Raku Kilns

Firing, Burners, Temperatures, and Building Kilns from Plans

Have designs for building raku kilns or plans to find a kiln for sale? Learn about raku burners, safety, temperatures and supplies here.

Smoke, crackle, and iridescent glazes are just part of what you get when firing a raku ceramic kiln. This exciting method of firing pottery is also one of the easiest and most satisfying techniques.

While most gas, wood, and electric kilns fire and cool over several days, raku pottery fires in hours.

Raku also combines some of the techniques used in the other firing methods to produce it's unique, nearly instant results.

How a Raku Ceramic Kiln Works

Raku firing is done in three parts.

1) First, the pottery is bisque fired in an electric kiln, just like almost every other firing technique.

2) Second, the pottery is glazed and fired in a simple gas kiln using a raku kiln burner such as a venturi burner.

3) Finally, when the pottery is at it's hottest temperature, the red hot ware is pulled out of the kiln and enclosed in a garbage can filled with combustible material such as newspaper or leaves.

Why the garbage can? The garbage can serves as a reduction chamber for the pottery. It is usually filled with a light, dry material such as newspaper, leaves, or straw.

The red hot pottery ignites the material, which in turn burns up all of the oxygen in the closed garbage can. The flame desperately searching for oxygen, pulls oxygen out of the surfaces of the pottery, while replacing it with carbon.

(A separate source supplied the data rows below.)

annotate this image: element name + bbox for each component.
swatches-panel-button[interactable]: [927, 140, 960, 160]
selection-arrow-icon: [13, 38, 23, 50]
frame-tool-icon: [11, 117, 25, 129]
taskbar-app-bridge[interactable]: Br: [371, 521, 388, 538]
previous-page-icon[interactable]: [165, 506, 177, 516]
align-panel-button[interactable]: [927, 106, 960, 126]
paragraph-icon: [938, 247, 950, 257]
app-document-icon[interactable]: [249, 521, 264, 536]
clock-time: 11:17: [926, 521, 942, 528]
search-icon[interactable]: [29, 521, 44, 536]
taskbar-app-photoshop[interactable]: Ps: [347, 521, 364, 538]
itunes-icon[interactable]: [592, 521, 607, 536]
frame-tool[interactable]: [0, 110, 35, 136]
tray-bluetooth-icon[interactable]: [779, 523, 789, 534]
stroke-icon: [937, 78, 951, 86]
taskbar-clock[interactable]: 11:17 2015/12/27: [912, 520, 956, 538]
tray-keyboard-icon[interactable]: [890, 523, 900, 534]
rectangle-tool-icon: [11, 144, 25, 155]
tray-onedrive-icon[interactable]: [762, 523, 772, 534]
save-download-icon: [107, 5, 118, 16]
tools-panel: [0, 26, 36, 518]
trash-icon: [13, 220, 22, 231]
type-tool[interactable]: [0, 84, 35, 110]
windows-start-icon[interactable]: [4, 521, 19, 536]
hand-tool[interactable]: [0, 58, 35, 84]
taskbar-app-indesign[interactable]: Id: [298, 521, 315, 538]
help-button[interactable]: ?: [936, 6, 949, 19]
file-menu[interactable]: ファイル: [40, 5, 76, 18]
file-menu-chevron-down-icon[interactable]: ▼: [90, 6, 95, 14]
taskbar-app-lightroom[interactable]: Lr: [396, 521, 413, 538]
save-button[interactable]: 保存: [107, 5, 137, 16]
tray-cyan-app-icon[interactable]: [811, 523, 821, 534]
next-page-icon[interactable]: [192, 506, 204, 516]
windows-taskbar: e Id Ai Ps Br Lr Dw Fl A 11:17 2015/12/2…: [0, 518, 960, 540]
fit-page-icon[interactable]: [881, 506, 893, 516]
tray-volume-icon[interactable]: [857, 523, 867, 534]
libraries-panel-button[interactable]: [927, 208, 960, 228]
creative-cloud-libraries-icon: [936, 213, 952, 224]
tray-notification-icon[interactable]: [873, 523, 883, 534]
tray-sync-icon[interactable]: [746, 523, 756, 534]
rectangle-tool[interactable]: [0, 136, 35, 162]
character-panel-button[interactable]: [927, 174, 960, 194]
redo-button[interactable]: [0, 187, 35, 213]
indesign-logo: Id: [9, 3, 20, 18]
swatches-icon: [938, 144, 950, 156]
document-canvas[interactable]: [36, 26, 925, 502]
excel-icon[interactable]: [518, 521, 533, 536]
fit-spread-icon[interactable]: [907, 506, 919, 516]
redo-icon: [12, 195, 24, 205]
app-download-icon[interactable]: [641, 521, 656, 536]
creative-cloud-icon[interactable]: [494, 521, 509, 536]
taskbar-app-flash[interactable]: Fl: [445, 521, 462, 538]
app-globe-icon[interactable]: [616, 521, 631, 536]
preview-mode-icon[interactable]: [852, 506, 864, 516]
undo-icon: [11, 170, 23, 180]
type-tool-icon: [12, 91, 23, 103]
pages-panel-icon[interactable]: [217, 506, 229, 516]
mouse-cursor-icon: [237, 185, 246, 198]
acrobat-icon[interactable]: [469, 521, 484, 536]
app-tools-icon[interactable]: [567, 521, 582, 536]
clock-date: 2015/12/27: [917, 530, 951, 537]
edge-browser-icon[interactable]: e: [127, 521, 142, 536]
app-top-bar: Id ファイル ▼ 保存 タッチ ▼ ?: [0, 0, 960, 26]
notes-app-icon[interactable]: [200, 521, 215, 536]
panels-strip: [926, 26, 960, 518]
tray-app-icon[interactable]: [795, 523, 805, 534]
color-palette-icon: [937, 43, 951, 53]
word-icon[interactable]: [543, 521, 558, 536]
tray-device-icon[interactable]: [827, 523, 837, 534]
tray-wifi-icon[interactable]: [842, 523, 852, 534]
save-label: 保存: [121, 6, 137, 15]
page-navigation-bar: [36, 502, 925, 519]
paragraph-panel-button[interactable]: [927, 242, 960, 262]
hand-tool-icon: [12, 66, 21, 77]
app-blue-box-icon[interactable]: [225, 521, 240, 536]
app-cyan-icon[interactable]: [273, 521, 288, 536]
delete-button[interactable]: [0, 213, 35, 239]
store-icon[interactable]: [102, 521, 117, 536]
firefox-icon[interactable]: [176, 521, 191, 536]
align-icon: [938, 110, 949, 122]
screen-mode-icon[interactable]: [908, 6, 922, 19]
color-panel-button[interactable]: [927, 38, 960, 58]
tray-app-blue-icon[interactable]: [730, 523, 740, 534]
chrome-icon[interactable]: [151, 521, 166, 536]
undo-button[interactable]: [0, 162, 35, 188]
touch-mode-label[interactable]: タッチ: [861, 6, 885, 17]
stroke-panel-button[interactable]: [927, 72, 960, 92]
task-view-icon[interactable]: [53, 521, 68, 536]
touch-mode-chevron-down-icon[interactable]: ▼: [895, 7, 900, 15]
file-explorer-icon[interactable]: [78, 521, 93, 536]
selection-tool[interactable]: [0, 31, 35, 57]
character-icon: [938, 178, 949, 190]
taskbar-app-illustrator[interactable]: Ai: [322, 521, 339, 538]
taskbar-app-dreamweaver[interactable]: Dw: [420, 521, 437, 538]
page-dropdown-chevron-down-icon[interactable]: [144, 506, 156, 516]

The result is that most unglazed surfaces in raku turn a smoky gray or black. The glazed surfaces, on the other hand, react with the carbon to create beautiful, spontaneous effects in the glaze.

The Ups and Downs of Raku

The upside of raku pottery is the bright, exciting, spontaneous glaze effects it produces. The other upside is how quickly a pot can go from boring bisque to brilliantly finished pot.

The downside of raku is that it is not very functional. The rapid heating and cooling of the clay causes it to develop a spider web of cracks. These cracks create appealing visual effects, but they take away from the pot's ability to hold water.

The other downside is the amount of smoke the process produces. This can be more or less of an issue depending on your neighbors.

Building a Raku Kiln

If you'd rather not search for a complete raku kit for sale you can get plans to build your own kiln. They require relatively few kiln parts and raku kiln supplies are fairly inexpensive.

You basically need a platform of fire brick, a metal cage wrapped in ceramic fiber blanket (be sure to use the right materials here), and a gas kiln burner.

You can put this together yourself or buy a tried and true design in a kit from a kiln manufacturer along with plans for building it.

Safety Using and Building Raku Kilns

This does not include all of the safety advice you will need but here is an overview of some safety considerations. Please do additional research and check with your kiln supplies manufacturer for more safety information.

Be careful when using ceramic fiber blanket material as it can be harmful to your lungs and eyes. Also remember you are handling clay pots at around 1800-1900 degrees around open gas flames and the risks of starting a fire are high. Finally, avoid using galvanized material for the kiln body as the vapors can be very harmful to breathe. Thanks for learning about the raku ceramic kiln, and Happy Potting.